Westwood


Before the depression of 1929, Westwood was little more than rolling prairie land. Westwood developed during the depression when times became hard and cheap land was the only land people could afford. It became a shack town, trailer town and tent town. Building lots were sold for $1 down and 50 cents a week. Then came World War II, and shack town became boom town. The Denver Ordinance Plant (present day Federal Center) was built west of Denver. Westwood was near the plant and land still was comparatively cheap, with building restrictions almost non-existent. Arms plant workers flocked to the town of Westwood. Houses, some below Denver's standards, were rapidly built. In 1946, lots were selling on West Alameda Avenue for $10,000 a pair. Businesses increased from corner groceries to swank road houses, several with gross sales of $100,000 a year.
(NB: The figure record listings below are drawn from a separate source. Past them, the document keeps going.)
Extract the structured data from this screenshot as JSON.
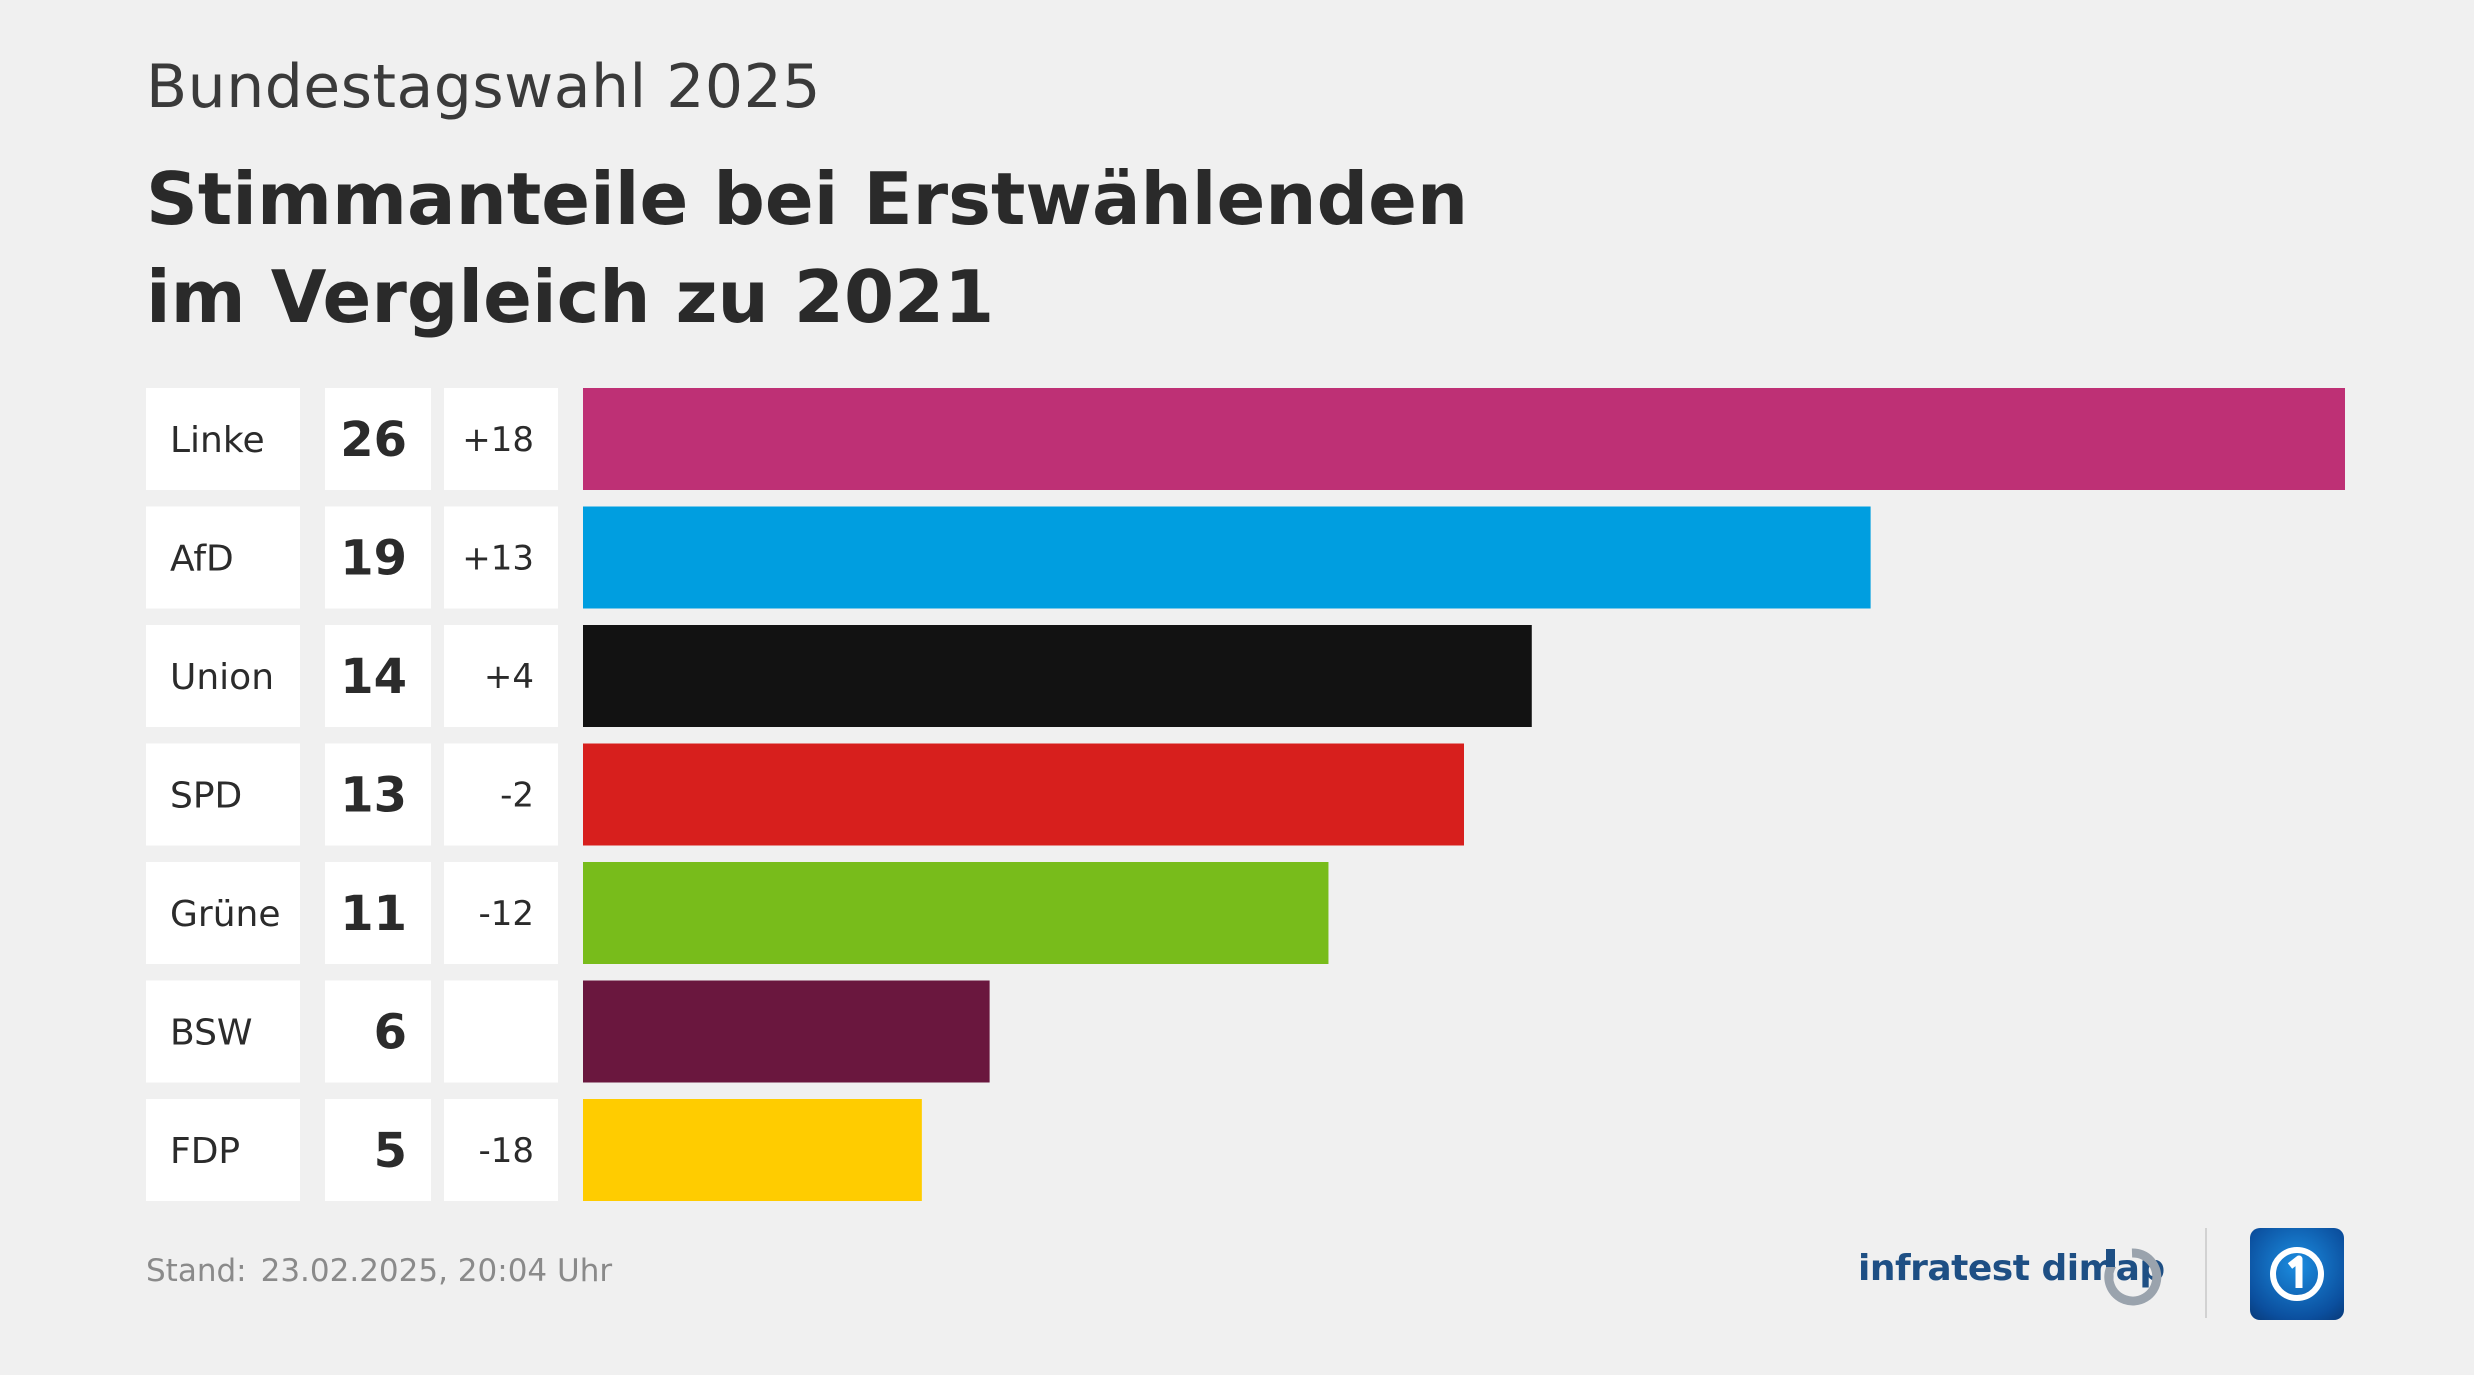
{
  "header": {
    "supertitle": "Bundestagswahl 2025",
    "title_line1": "Stimmanteile bei Erstwählenden",
    "title_line2": "im Vergleich zu 2021"
  },
  "chart_data": {
    "type": "bar",
    "orientation": "horizontal",
    "categories": [
      "Linke",
      "AfD",
      "Union",
      "SPD",
      "Grüne",
      "BSW",
      "FDP"
    ],
    "values": [
      26,
      19,
      14,
      13,
      11,
      6,
      5
    ],
    "change_vs_2021": [
      "+18",
      "+13",
      "+4",
      "-2",
      "-12",
      "",
      "-18"
    ],
    "colors": [
      "#be3075",
      "#009ee0",
      "#121212",
      "#d71f1d",
      "#78bc1b",
      "#6a173e",
      "#ffcc00"
    ],
    "xlim": [
      0,
      26
    ],
    "grid": false,
    "legend": "none"
  },
  "footer": {
    "stand_label": "Stand:",
    "stand_value": "23.02.2025, 20:04 Uhr",
    "brand": "infratest dimap",
    "brand_icon": "infratest-dimap-logo-icon",
    "broadcaster_icon": "ard-logo-icon"
  }
}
The growth was too fast for any real community planning.

History
P.T. Barnum of "The Barnum & Bailey Circus" bought 760 acres of undeveloped land just west of Denver and platted a subdivision in 1882. He paid $11,000 for the land. From this project, some years later, another development company continued where P.T. Barnum left off, subdividing farther south along Morrison Road. In a 1946 newspaper article (describing the town of Westwood) it says, "one of the most thriving and upcoming little cities in the west...Westwood, Colorado."

Today
Westwood is a dense, predominately single-family residential neighborhood in southwest Denver with a population of 16,569 [2015]. In Westwood, 79.95% percent of residents are Latino, 11% are white, 1% Native American, 6% Asian, and 1% is African American. A large proportion of the population is recently arrived, mostly Mexican immigrants. More than 23.17% [2015] of residents do not speak English, and over 13% of births are to foreign mothers. The average annual wage in Westwood is $42,837 [2015] and that’s compared to $71,146 of median household income of residents in Denver Metro. Over 87% of children attending Westwood public schools qualified for free and reduced lunch in 2007. The neighborhood has many assets, including rich and unique cultural diversity. A committed team of diverse residents and organizations are working tirelessly to promote healthy eating and active living and economic opportunity in Westwood. The coalition has diverse participants from multiple sectors, strong resident participation, and a resident vision for a walkable, bikeable, active community.